Pop tunes getting slower and sadder, researchers say

From The Vancouver Sun:

he oldies are indeed golden when it comes to music, according to a new study of more than 1,000 Top 40 songs spanning five decades.

Researchers from Canada and Germany report pop music recordings have become progressively more “sad-sounding” over time, as characterized by slower tempos and increased use of minor mode – that is, scales that evoke the same feelings one experiences when pondering orphan puppies or long-weekend gas prices.

The study found the proportion of minor-mode songs has fully doubled since the mid-1960s.

This increase comes at the expense of happier songs penned in major mode, which have gone from representing 85 per cent of top pop songs to just 42.5 per cent.

“Many people assume pop music is banal in its happiness. But most songs now are actually in minor key,” says lead author Glenn Schellenberg, a professor of psychology at the University of Toronto. “Composers write in minor because it sounds smarter on some levels, and more complicated. And consumers like it for the same reason – although I don’t think that’s conscious.”

Alongside sociologist Christian von Scheve, of the Free University of Berlin, Schellenberg analyzed 25 years of Top 40 hits – per Bill-board charts – from 1965 to 1969, 1975 to 1979, 1985 to 1989, 1995 to 1999 and 2005 to 2009.

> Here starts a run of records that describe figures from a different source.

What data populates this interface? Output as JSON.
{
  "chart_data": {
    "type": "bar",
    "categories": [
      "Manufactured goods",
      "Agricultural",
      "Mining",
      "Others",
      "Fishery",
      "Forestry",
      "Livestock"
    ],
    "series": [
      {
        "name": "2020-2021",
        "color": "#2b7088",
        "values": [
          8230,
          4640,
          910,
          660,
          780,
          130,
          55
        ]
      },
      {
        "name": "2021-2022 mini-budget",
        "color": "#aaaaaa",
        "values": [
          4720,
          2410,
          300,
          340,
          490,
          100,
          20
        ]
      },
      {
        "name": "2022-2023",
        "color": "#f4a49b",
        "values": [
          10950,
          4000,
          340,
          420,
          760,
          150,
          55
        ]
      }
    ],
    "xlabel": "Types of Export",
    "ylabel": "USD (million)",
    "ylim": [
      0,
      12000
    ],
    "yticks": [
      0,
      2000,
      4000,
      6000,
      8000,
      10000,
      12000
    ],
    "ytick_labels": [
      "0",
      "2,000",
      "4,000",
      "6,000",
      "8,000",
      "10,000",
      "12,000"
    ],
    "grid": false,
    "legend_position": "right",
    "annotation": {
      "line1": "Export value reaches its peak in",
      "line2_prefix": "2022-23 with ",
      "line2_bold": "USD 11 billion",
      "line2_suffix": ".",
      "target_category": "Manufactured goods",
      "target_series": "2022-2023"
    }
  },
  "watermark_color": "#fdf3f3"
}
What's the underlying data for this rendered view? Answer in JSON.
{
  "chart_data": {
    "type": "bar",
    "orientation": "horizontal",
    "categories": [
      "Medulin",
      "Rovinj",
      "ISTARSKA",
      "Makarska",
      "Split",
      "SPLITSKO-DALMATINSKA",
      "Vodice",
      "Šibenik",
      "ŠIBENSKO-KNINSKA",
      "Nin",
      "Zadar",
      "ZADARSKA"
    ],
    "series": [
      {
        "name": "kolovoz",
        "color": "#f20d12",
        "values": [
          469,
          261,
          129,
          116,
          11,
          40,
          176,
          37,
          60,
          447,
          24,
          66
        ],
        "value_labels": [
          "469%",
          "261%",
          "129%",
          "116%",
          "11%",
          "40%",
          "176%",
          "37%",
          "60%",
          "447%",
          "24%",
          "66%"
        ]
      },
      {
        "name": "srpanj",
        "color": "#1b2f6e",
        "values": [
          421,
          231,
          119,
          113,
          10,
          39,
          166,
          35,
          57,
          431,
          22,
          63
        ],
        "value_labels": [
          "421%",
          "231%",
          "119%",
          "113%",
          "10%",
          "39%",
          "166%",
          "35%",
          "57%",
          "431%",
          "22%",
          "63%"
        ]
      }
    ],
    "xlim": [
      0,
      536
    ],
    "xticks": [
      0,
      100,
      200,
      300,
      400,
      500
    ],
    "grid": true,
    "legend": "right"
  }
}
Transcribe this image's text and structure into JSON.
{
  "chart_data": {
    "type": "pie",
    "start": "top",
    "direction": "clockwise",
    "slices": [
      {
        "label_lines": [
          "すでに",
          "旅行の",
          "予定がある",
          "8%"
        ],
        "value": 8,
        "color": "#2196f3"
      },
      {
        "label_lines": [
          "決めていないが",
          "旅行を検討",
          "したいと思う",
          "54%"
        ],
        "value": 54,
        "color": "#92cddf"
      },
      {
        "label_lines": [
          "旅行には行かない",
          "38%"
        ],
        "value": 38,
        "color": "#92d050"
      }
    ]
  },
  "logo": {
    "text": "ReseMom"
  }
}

Over the years, they detected a gradual decrease in song tempo, which was most pronounced for songs written in major mode. In other words, pop music became far less likely to be unambiguously cheery.

“It’s a marker of cultural sophistication. Over time, music that’s unequivocally happy has come to sound trite,” says Schellenberg, pointing to 1970s Swedish pop group Abba as an example.

In addition, as the lyrics of Top 40 songs became more “self-focused and negative,” the music itself got sadder-sounding and was likelier to communicate mixed emotional messages – a finding that has striking parallels to the evolution of classical music.

“The baroque and classical eras were consistent in terms of their cues to happiness and sadness: faster pieces tended to be major and slower pieces tended to be minor,” says Schellenberg, recalling the musical periods between 1600 and 1820. “But in the Romantic era [1820 to 1900] that switched, creating mixed emotional cues.”